Harvesting Vegetables

Harvesting Vegetables for Best Quality

A vegetable gardener reaps the benefits of their hard work by putting delicious and nutritious food on their table. It won’t help to go to all that work, however, if you do not harvest at the right time. Harvesting properly is very important to getting the best quality vegetables from your garden.

Some vegetables are harvested while immature, such as bell peppers and zucchini. Other crops, such as tomatoes and sweet corn, are harvested when ripe and have a shorter period in which harvesting should be done for best quality.

The best quality is maintained if the vegetables are consumed soon after harvest. When harvesting, you are removing a plant part that becomes a separate living entity. As a separate entity, the vegetable uses energy from its stored food reserves and loses moisture through transpiration. Vitamin content also decreases during storage. Most vegetables should be refrigerated as soon as possible to slow down respiration and water loss. Exceptions would be Irish potato, tomato, melon, garlic and onion, which should be stored at room temperature to maintain high quality.

Harvesting should be done in early morning if at all possible. The later in the day you harvest, the more "field heat" has built up within the vegetable. This will cause vegetables to take longer to cool in the refrigerator, thus reducing quality. If late day harvesting is necessary, you can place the vegetables in ice water for quick removal of the heat, then store in your refrigerator. The faster you cool them down, the longer you can successfully store them.

When storing leafy or root vegetables in the refrigerator, they should not be stored with fruits. Fruits give off ethylene gas which reduces the quality of your vegetables. For example, ethylene will cause yellowing of green vegetables, russet spotting of lettuce and bitter taste in carrots.

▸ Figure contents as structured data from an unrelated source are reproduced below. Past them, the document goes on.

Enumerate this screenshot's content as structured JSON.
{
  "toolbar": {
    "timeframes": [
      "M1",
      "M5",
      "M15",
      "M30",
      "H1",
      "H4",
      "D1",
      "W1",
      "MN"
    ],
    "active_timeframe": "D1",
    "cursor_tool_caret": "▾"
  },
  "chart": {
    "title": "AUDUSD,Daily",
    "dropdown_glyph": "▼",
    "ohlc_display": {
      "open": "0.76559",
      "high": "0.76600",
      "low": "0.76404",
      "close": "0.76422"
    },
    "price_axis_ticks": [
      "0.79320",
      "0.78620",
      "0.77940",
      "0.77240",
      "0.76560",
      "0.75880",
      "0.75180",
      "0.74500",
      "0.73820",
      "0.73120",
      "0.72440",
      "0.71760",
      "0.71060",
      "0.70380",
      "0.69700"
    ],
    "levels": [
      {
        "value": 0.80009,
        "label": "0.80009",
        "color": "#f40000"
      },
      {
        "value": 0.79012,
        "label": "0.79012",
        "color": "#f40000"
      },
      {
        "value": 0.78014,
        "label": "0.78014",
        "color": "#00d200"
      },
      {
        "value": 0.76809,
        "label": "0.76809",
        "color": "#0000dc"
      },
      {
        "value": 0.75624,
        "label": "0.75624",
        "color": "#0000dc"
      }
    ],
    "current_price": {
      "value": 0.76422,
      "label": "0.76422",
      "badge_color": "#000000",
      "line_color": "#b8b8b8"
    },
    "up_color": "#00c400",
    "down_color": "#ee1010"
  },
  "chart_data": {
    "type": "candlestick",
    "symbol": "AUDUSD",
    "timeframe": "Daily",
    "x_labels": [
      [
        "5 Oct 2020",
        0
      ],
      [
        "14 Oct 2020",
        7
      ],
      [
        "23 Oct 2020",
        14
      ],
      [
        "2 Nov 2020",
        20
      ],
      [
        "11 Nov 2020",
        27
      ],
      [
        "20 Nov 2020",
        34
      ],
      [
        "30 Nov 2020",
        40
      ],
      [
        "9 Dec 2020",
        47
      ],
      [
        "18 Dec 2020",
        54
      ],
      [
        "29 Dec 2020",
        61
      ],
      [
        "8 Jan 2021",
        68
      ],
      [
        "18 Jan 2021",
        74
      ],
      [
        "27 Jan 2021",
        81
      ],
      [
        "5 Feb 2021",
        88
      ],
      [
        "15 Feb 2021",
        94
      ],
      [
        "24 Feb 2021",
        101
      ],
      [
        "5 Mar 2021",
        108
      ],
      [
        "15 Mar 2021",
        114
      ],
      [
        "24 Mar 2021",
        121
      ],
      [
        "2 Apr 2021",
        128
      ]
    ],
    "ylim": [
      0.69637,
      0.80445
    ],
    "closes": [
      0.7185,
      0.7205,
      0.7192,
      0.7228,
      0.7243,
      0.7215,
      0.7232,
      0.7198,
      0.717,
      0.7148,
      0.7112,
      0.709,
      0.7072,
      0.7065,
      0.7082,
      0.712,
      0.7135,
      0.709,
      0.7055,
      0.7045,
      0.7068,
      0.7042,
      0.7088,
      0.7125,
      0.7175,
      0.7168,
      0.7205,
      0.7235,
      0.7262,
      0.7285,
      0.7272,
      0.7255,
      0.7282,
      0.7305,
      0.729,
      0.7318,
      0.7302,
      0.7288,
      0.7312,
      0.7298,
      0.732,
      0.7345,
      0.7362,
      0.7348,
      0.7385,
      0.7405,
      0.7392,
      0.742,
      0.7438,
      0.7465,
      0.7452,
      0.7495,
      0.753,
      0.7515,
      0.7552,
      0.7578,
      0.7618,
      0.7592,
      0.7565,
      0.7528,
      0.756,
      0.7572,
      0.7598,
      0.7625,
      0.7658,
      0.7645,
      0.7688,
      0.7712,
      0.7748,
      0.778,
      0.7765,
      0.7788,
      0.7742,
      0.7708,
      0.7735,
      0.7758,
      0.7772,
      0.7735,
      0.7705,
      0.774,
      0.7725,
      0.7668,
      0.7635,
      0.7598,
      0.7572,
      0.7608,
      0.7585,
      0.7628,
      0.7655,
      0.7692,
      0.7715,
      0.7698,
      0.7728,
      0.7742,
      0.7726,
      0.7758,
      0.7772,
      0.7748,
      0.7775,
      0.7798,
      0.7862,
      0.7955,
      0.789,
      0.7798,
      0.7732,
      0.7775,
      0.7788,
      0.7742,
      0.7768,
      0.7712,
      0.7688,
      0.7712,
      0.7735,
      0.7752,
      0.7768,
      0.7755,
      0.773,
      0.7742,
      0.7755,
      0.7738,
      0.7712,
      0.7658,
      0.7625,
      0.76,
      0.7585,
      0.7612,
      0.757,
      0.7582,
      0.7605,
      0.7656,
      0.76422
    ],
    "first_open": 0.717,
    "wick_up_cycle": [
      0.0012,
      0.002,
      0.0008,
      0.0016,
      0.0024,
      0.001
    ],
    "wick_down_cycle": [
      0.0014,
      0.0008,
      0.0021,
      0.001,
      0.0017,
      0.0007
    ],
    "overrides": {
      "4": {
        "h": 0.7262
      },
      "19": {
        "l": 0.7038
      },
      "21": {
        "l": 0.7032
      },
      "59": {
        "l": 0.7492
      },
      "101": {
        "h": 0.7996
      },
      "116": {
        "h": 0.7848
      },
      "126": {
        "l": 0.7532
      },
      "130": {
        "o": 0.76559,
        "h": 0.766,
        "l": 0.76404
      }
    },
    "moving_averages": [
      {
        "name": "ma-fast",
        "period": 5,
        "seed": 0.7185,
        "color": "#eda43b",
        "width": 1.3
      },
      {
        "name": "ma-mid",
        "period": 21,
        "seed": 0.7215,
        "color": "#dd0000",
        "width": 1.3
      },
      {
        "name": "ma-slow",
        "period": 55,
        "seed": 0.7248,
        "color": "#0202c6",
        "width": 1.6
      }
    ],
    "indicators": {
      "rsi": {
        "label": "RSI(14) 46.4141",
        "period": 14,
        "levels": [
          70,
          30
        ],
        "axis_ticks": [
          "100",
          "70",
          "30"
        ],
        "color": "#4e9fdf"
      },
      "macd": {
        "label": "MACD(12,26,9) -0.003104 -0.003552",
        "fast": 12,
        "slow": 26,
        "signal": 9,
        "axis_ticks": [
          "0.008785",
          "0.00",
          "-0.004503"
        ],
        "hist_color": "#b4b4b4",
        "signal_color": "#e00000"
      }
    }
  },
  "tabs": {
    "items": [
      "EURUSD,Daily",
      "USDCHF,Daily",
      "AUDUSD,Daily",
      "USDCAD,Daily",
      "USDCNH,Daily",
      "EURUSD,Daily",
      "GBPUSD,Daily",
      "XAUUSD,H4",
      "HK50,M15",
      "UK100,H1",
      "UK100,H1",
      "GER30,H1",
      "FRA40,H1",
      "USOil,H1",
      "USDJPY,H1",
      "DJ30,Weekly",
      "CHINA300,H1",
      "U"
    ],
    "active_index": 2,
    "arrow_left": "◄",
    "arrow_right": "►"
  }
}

All refrigerated vegetables should be used within five days for best quality and nutritional content. 

Recommendations on harvesting for specific vegetables are as follows:


  • Snap beans should be harvested when pods are still tender and beans are very small. If beans are allowed to mature on the plants, they can be shelled and cooked as dry beans.
  • Sweet Corn should be eaten as soon as possible after harvesting. As soon as the ear is harvested, the sugars begin converting to starch. Generally, sweet corn is at its peak for 2 to 3 days. Harvest when the silks turn light brown to brown. You can peel back the shuck to see how developed the kernels are before removing the ear. The juice of the kernel should be milky when you puncture it with your thumbnail. Remove the ear firmly holding the ear with one hand and the stalk with the other hand. Quickly twist the ear and it will separate from the plant.
  • Cucumbers can be harvested at your desired size; however, harvesting should be done before the cucumber begins to lose its green color. Old cucumbers will begin to yellow and have well developed seeds. Often, they become bitter when over mature. If fruit is allowed to mature on the plant, the plant will stop producing new fruit.
  • Eggplant should be harvested when they are one-third to two-thirds full mature size. The skin should be glossy. If the skin is dull, this indicates over maturity; the fruit will be seedy and often bitter. Harvest using pruning shears since the stem is tough.
  • Peppers, both sweet and hot, can be harvested at any size. Nearly all peppers will turn red at maturity. Allowing peppers, especially sweet peppers, to mature on the plant will lower fruit set.
  • Tomatoes can be harvested any time after the "white stage". This is the stage where the dark green fruit fades to a pale green or almost white color. Best quality is obtained when fruit are allowed to fully ripen on the plant. If early harvesting is done, ripen the fruit at room temperature without any direct sunlight.
  • Okra should be harvested every 2 to 3 days. Most varieties should be harvested when they are less than 3 inches long. The pod snaps easily from the plant unless it is over mature.
  • Summer squash should be harvested while the skin is still tender. The skin should be easy to puncture with a thumbnail. The more frequent the harvesting, the more fruit the plant will produce. Use a knife to remove the fruit leaving one inch of stem attached.
  • Winter squash (pumpkins, Hubbard, butternut, acorn) should develop a tough skin before harvesting. If too immature, the sugars will not have been stored and the squash will have a bland flavor. The rind should be hard and cannot be punctured with a thumbnail.
  • Watermelons are a bit tricky and require some experience. Look for the small tendril where the watermelon stem attaches to the vine to shrivel up. The skin will go from shiny to dull. The belly of the watermelon where it lies on the ground will turn from white to creamy yellow or yellow.